2. Missing the home office deduction
If you work from a dedicated space at home, claim it. The simplified method ($5/sq ft) requires zero calculation — a 200 sq ft office is a $1,000 deduction with no forms beyond Schedule C itself.
3. Forgetting the QBI deduction
The 20% Qualified Business Income deduction (Section 199A) is not on Schedule C — it's on Form 1040. But it's calculated from your Schedule C profit. Most tax software handles this automatically, but if you're filing by hand, don't miss it. On $50,000 net profit, the QBI deduction is $10,000 — saving over $2,200 at the 22% bracket.
4. Not filing because you didn't get a 1099
Businesses are only required to issue 1099-NEC forms for payments of $600 or more. If you earned $500 from five different clients, you might not receive a single 1099 — but you earned $2,500 in taxable income that must be reported. The IRS filing requirement is based on income, not on whether a 1099 was issued.
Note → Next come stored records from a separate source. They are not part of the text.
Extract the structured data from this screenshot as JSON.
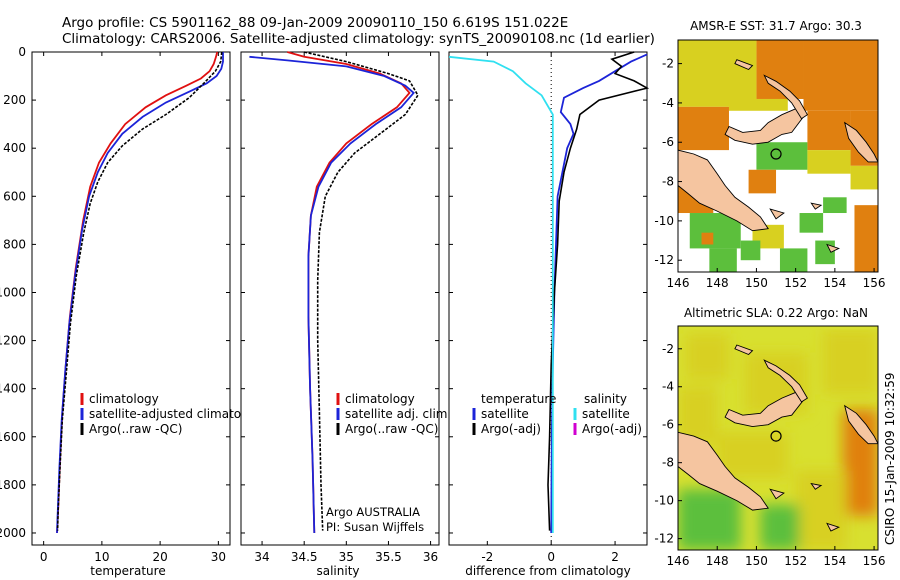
{
  "header": {
    "line1": "Argo profile: CS 5901162_88 09-Jan-2009 20090110_150 6.619S 151.022E",
    "line2": "Climatology: CARS2006. Satellite-adjusted climatology: synTS_20090108.nc (1d earlier)"
  },
  "side_label": "CSIRO 15-Jan-2009 10:32:59",
  "colors": {
    "climatology": "#e01010",
    "satellite": "#1c24d8",
    "argo": "#000000",
    "satellite_salinity": "#30e0f0",
    "argo_adj_salinity": "#d000d0",
    "land": "#f5c5a0",
    "map_green": "#5cbf3c",
    "map_yellow": "#d8d020",
    "map_orange": "#e08010"
  },
  "chart_data": [
    {
      "type": "line",
      "id": "temperature",
      "xlabel": "temperature",
      "ylabel": "",
      "xlim": [
        -2,
        32
      ],
      "ylim": [
        2050,
        0
      ],
      "xticks": [
        0,
        10,
        20,
        30
      ],
      "yticks": [
        0,
        200,
        400,
        600,
        800,
        1000,
        1200,
        1400,
        1600,
        1800,
        2000
      ],
      "legend": [
        "climatology",
        "satellite-adjusted climatology",
        "Argo(..raw -QC)"
      ],
      "legend_placement": "lower-right",
      "series": [
        {
          "name": "climatology",
          "color": "climatology",
          "points": [
            [
              29.8,
              0
            ],
            [
              29.6,
              20
            ],
            [
              29.2,
              50
            ],
            [
              28.5,
              80
            ],
            [
              27,
              110
            ],
            [
              24.5,
              140
            ],
            [
              21,
              180
            ],
            [
              17.5,
              230
            ],
            [
              14,
              300
            ],
            [
              11.5,
              380
            ],
            [
              9.5,
              460
            ],
            [
              8,
              560
            ],
            [
              6.8,
              700
            ],
            [
              5.5,
              900
            ],
            [
              4.5,
              1100
            ],
            [
              3.8,
              1300
            ],
            [
              3.2,
              1500
            ],
            [
              2.8,
              1700
            ],
            [
              2.5,
              1900
            ],
            [
              2.3,
              2000
            ]
          ]
        },
        {
          "name": "satellite-adjusted climatology",
          "color": "satellite",
          "points": [
            [
              30.8,
              0
            ],
            [
              30.8,
              40
            ],
            [
              30.5,
              70
            ],
            [
              29.7,
              100
            ],
            [
              28,
              130
            ],
            [
              25,
              165
            ],
            [
              21,
              210
            ],
            [
              17,
              270
            ],
            [
              13.5,
              340
            ],
            [
              11,
              420
            ],
            [
              9.3,
              500
            ],
            [
              7.8,
              600
            ],
            [
              6.6,
              740
            ],
            [
              5.4,
              930
            ],
            [
              4.4,
              1130
            ],
            [
              3.7,
              1330
            ],
            [
              3.1,
              1530
            ],
            [
              2.7,
              1730
            ],
            [
              2.4,
              1930
            ],
            [
              2.3,
              2000
            ]
          ]
        },
        {
          "name": "Argo(..raw -QC)",
          "color": "argo",
          "points": [
            [
              30.6,
              0
            ],
            [
              30.4,
              40
            ],
            [
              29.5,
              80
            ],
            [
              27.5,
              130
            ],
            [
              25,
              190
            ],
            [
              21,
              260
            ],
            [
              17,
              320
            ],
            [
              13.5,
              390
            ],
            [
              11,
              460
            ],
            [
              9.3,
              540
            ],
            [
              8,
              630
            ],
            [
              6.9,
              750
            ],
            [
              5.6,
              930
            ],
            [
              4.6,
              1130
            ],
            [
              3.9,
              1330
            ],
            [
              3.2,
              1530
            ],
            [
              2.8,
              1730
            ],
            [
              2.5,
              1900
            ],
            [
              2.4,
              1990
            ]
          ]
        }
      ]
    },
    {
      "type": "line",
      "id": "salinity",
      "xlabel": "salinity",
      "ylabel": "",
      "xlim": [
        33.75,
        36.1
      ],
      "ylim": [
        2050,
        0
      ],
      "xticks": [
        34,
        34.5,
        35,
        35.5,
        36
      ],
      "yticks": [
        0,
        200,
        400,
        600,
        800,
        1000,
        1200,
        1400,
        1600,
        1800,
        2000
      ],
      "legend": [
        "climatology",
        "satellite adj. clim.",
        "Argo(..raw -QC)"
      ],
      "legend_placement": "lower-right",
      "annotation": [
        "Argo AUSTRALIA",
        "PI: Susan Wijffels"
      ],
      "series": [
        {
          "name": "climatology",
          "color": "climatology",
          "points": [
            [
              34.3,
              0
            ],
            [
              34.5,
              20
            ],
            [
              35,
              50
            ],
            [
              35.4,
              90
            ],
            [
              35.65,
              130
            ],
            [
              35.75,
              170
            ],
            [
              35.6,
              230
            ],
            [
              35.3,
              300
            ],
            [
              35.0,
              380
            ],
            [
              34.8,
              460
            ],
            [
              34.65,
              560
            ],
            [
              34.58,
              680
            ],
            [
              34.55,
              850
            ],
            [
              34.55,
              1100
            ],
            [
              34.57,
              1400
            ],
            [
              34.6,
              1700
            ],
            [
              34.62,
              2000
            ]
          ]
        },
        {
          "name": "satellite adj. clim.",
          "color": "satellite",
          "points": [
            [
              33.85,
              20
            ],
            [
              34.3,
              35
            ],
            [
              35,
              60
            ],
            [
              35.45,
              100
            ],
            [
              35.7,
              140
            ],
            [
              35.8,
              170
            ],
            [
              35.65,
              230
            ],
            [
              35.35,
              300
            ],
            [
              35.05,
              380
            ],
            [
              34.82,
              460
            ],
            [
              34.67,
              560
            ],
            [
              34.58,
              680
            ],
            [
              34.55,
              850
            ],
            [
              34.55,
              1100
            ],
            [
              34.57,
              1400
            ],
            [
              34.6,
              1700
            ],
            [
              34.62,
              2000
            ]
          ]
        },
        {
          "name": "Argo(..raw -QC)",
          "color": "argo",
          "points": [
            [
              34.5,
              0
            ],
            [
              35,
              40
            ],
            [
              35.5,
              90
            ],
            [
              35.75,
              120
            ],
            [
              35.85,
              180
            ],
            [
              35.7,
              260
            ],
            [
              35.4,
              340
            ],
            [
              35.1,
              420
            ],
            [
              34.9,
              500
            ],
            [
              34.75,
              600
            ],
            [
              34.68,
              750
            ],
            [
              34.66,
              950
            ],
            [
              34.66,
              1200
            ],
            [
              34.68,
              1500
            ],
            [
              34.7,
              1800
            ],
            [
              34.72,
              1990
            ]
          ]
        }
      ]
    },
    {
      "type": "line",
      "id": "difference",
      "xlabel": "difference from climatology",
      "ylabel": "",
      "xlim": [
        -3.2,
        3
      ],
      "ylim": [
        2050,
        0
      ],
      "xticks": [
        -2,
        0,
        2
      ],
      "yticks": [
        0,
        200,
        400,
        600,
        800,
        1000,
        1200,
        1400,
        1600,
        1800,
        2000
      ],
      "legend_headers": [
        "temperature",
        "salinity"
      ],
      "legend": [
        "satellite",
        "Argo(-adj)",
        "satellite",
        "Argo(-adj)"
      ],
      "legend_placement": "lower-center",
      "series": [
        {
          "name": "satellite",
          "variable": "temperature",
          "color": "satellite",
          "points": [
            [
              3,
              10
            ],
            [
              2.5,
              40
            ],
            [
              2,
              80
            ],
            [
              1.5,
              120
            ],
            [
              1.0,
              150
            ],
            [
              0.4,
              190
            ],
            [
              0.3,
              250
            ],
            [
              0.6,
              300
            ],
            [
              0.7,
              340
            ],
            [
              0.5,
              400
            ],
            [
              0.35,
              500
            ],
            [
              0.2,
              600
            ],
            [
              0.15,
              800
            ],
            [
              0.1,
              1000
            ],
            [
              0.05,
              1300
            ],
            [
              0.02,
              1600
            ],
            [
              0.0,
              2000
            ]
          ]
        },
        {
          "name": "Argo(-adj)",
          "variable": "temperature",
          "color": "argo",
          "points": [
            [
              2.6,
              0
            ],
            [
              1.9,
              30
            ],
            [
              2.2,
              60
            ],
            [
              2.0,
              90
            ],
            [
              2.6,
              120
            ],
            [
              3,
              150
            ],
            [
              1.5,
              200
            ],
            [
              0.9,
              260
            ],
            [
              0.8,
              320
            ],
            [
              0.6,
              400
            ],
            [
              0.4,
              500
            ],
            [
              0.25,
              620
            ],
            [
              0.2,
              800
            ],
            [
              0.1,
              1000
            ],
            [
              0.0,
              1300
            ],
            [
              -0.05,
              1600
            ],
            [
              -0.1,
              1800
            ],
            [
              -0.05,
              1990
            ]
          ]
        },
        {
          "name": "satellite",
          "variable": "salinity",
          "color": "satellite_salinity",
          "points": [
            [
              -3.2,
              20
            ],
            [
              -1.8,
              40
            ],
            [
              -1.2,
              80
            ],
            [
              -0.8,
              130
            ],
            [
              -0.3,
              180
            ],
            [
              0.05,
              260
            ],
            [
              0.05,
              500
            ],
            [
              0.05,
              900
            ],
            [
              0.05,
              1500
            ],
            [
              0.05,
              2000
            ]
          ]
        }
      ]
    },
    {
      "type": "heatmap",
      "id": "sst_map",
      "title": "AMSR-E SST: 31.7 Argo: 30.3",
      "xlim": [
        146,
        156.2
      ],
      "ylim": [
        -12.6,
        -0.8
      ],
      "xticks": [
        146,
        148,
        150,
        152,
        154,
        156
      ],
      "yticks": [
        -2,
        -4,
        -6,
        -8,
        -10,
        -12
      ],
      "marker": [
        151.0,
        -6.6
      ]
    },
    {
      "type": "heatmap",
      "id": "sla_map",
      "title": "Altimetric SLA: 0.22 Argo: NaN",
      "xlim": [
        146,
        156.2
      ],
      "ylim": [
        -12.6,
        -0.8
      ],
      "xticks": [
        146,
        148,
        150,
        152,
        154,
        156
      ],
      "yticks": [
        -2,
        -4,
        -6,
        -8,
        -10,
        -12
      ],
      "marker": [
        151.0,
        -6.6
      ]
    }
  ]
}
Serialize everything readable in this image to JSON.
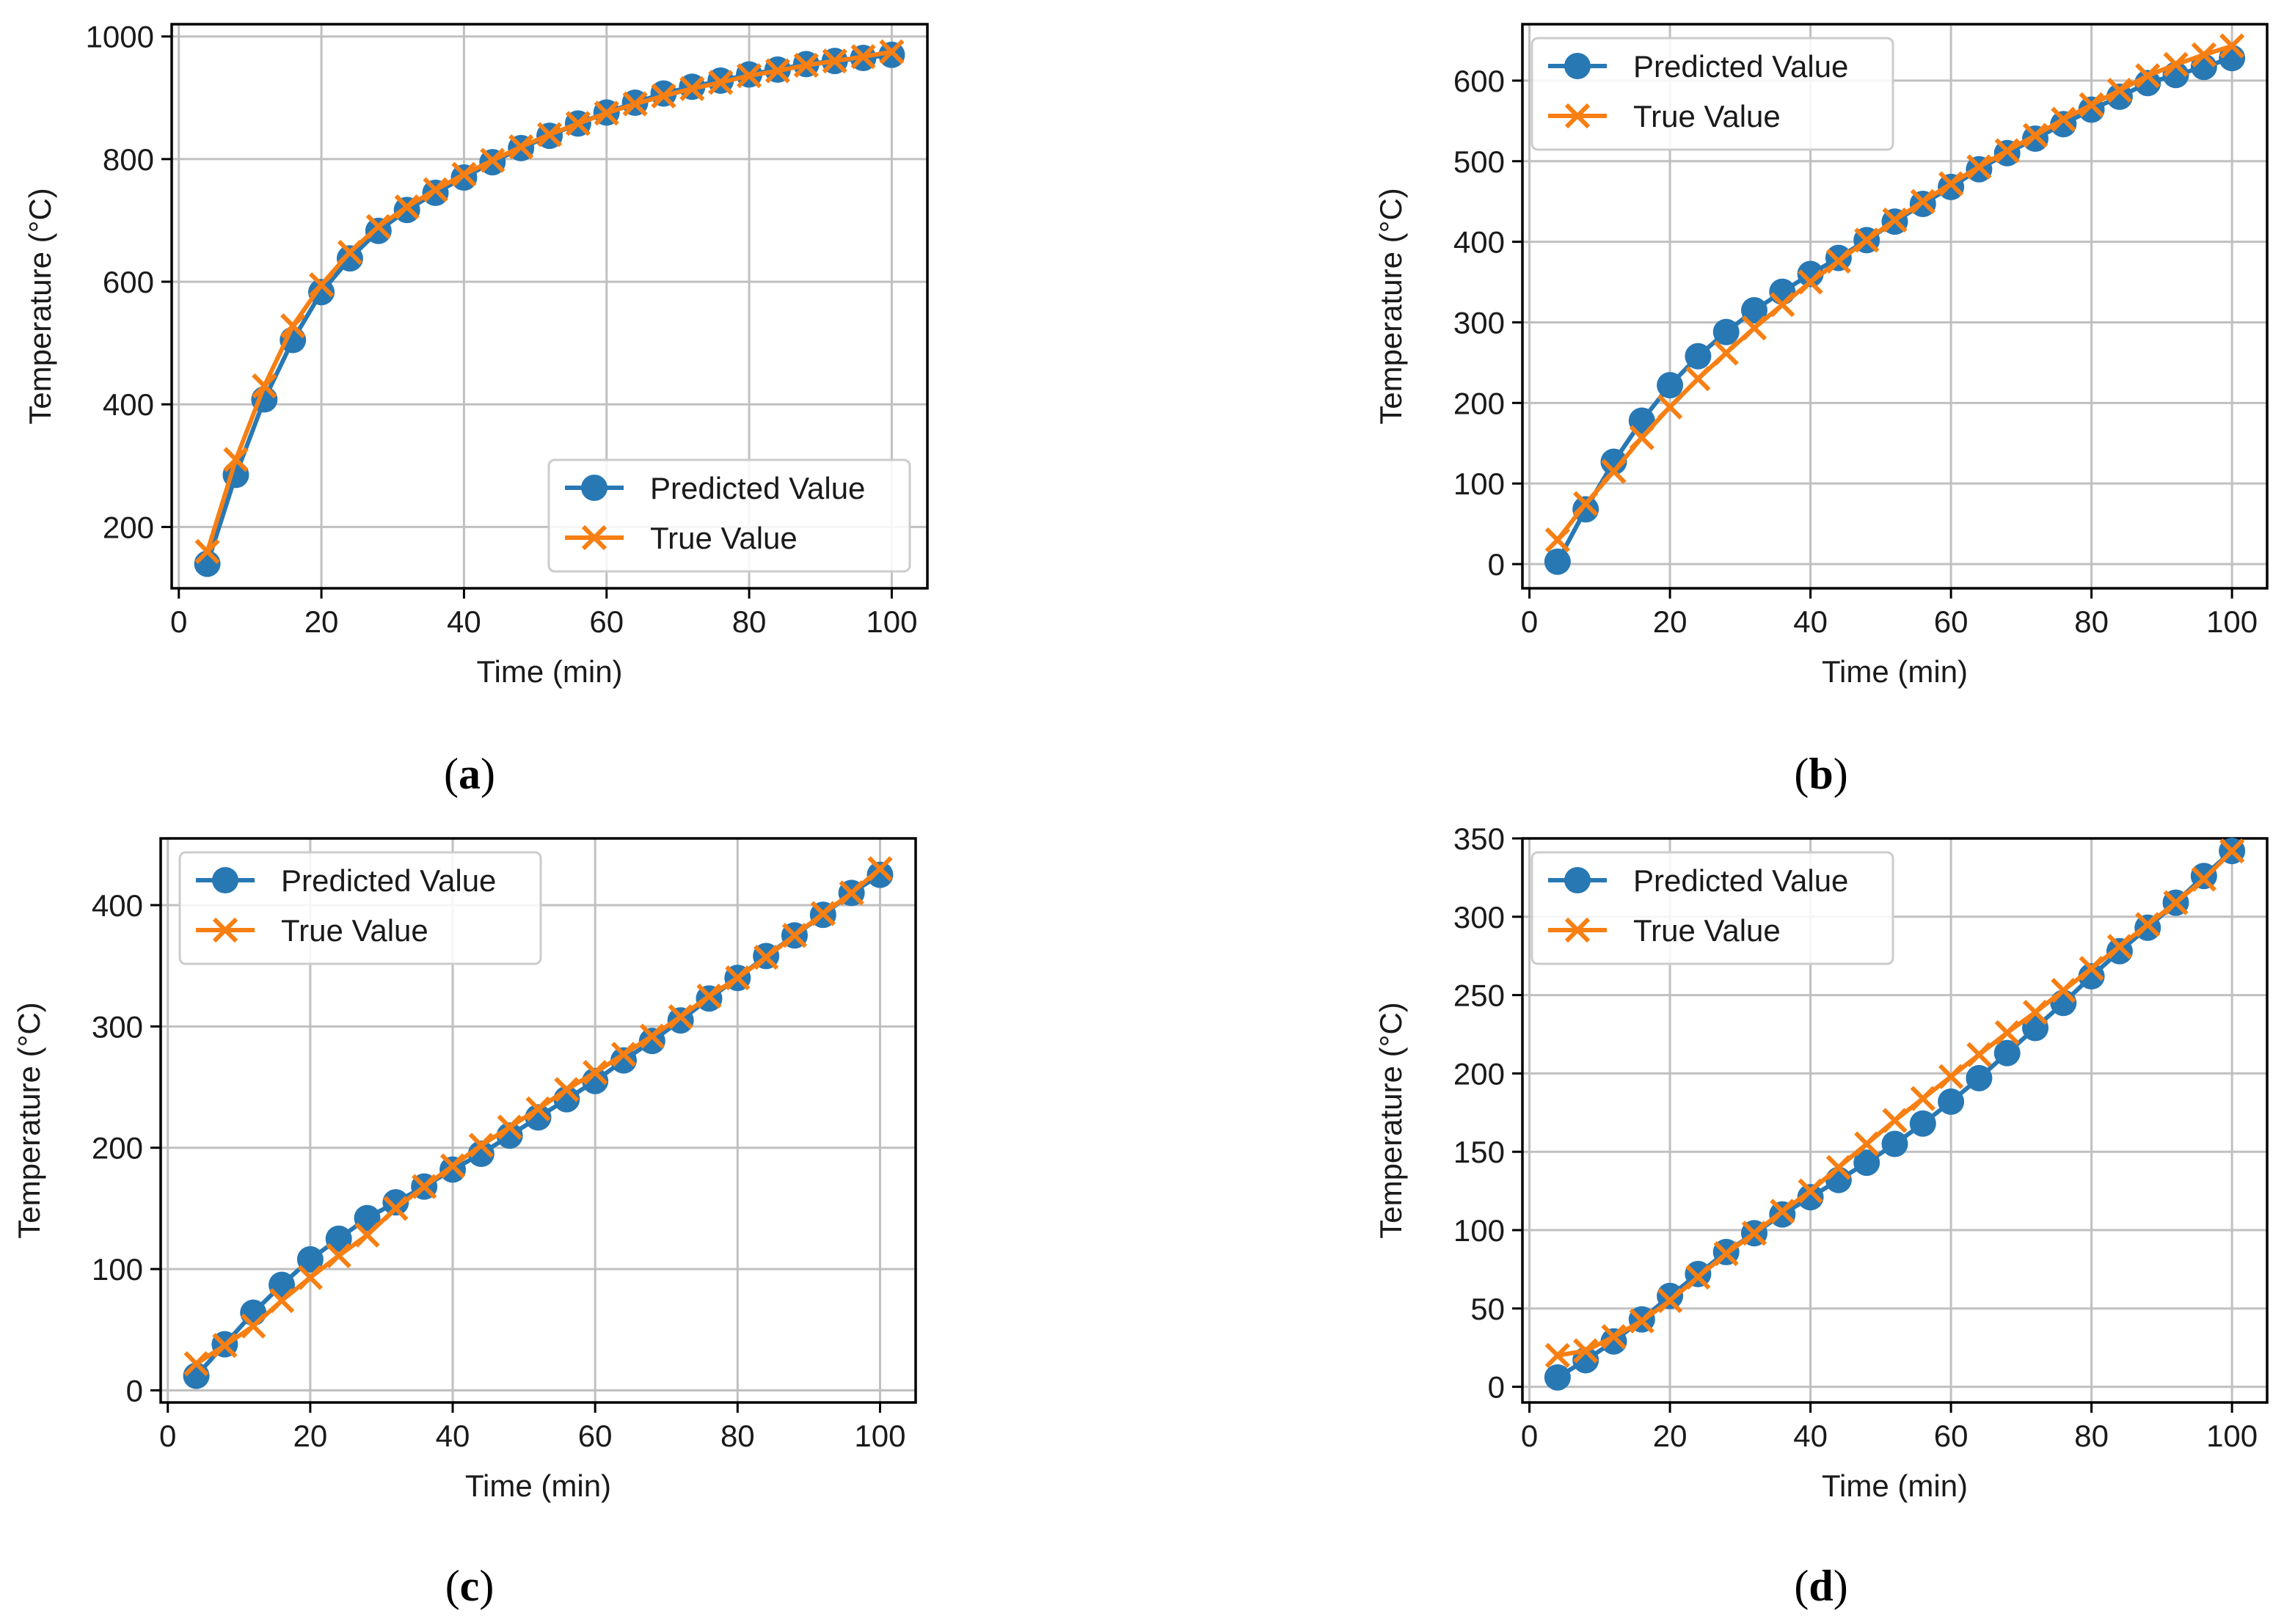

5. Using the wrong business code
Line B asks for a six-digit NAICS business code. This doesn't affect your taxes, but using a clearly wrong code can draw attention. Common codes: 711510 (freelance writer/artist), 541511 (custom programming), 541430 (graphic design), 485300 (rideshare/taxi), 492110 (delivery services), 812990 (general personal services).
Do you need an EIN?
An Employer Identification Number (EIN) is a free nine-digit number from the IRS that identifies your business. You're not required to have one to file a Schedule C — sole proprietors can use their Social Security Number. However, getting an EIN is strongly recommended because it protects your SSN (you give clients and vendors your EIN instead), is required to open most business bank accounts, and is needed if you ever hire subcontractors or employees.
Getting an EIN is free and takes about 5 minutes online at irs.gov/ein. You receive it immediately. There is no downside to having one.
Schedule C and quarterly taxes
Your quarterly estimated tax payments are essentially an advance on what your Schedule C will show at year's end. Estimating your quarterly payments accurately requires a rough projection of your Schedule C profit — which is why understanding this form makes the whole quarterly tax process easier. If you're unsure how much to set aside, your prior year's Schedule C, Line 31 is the best starting point.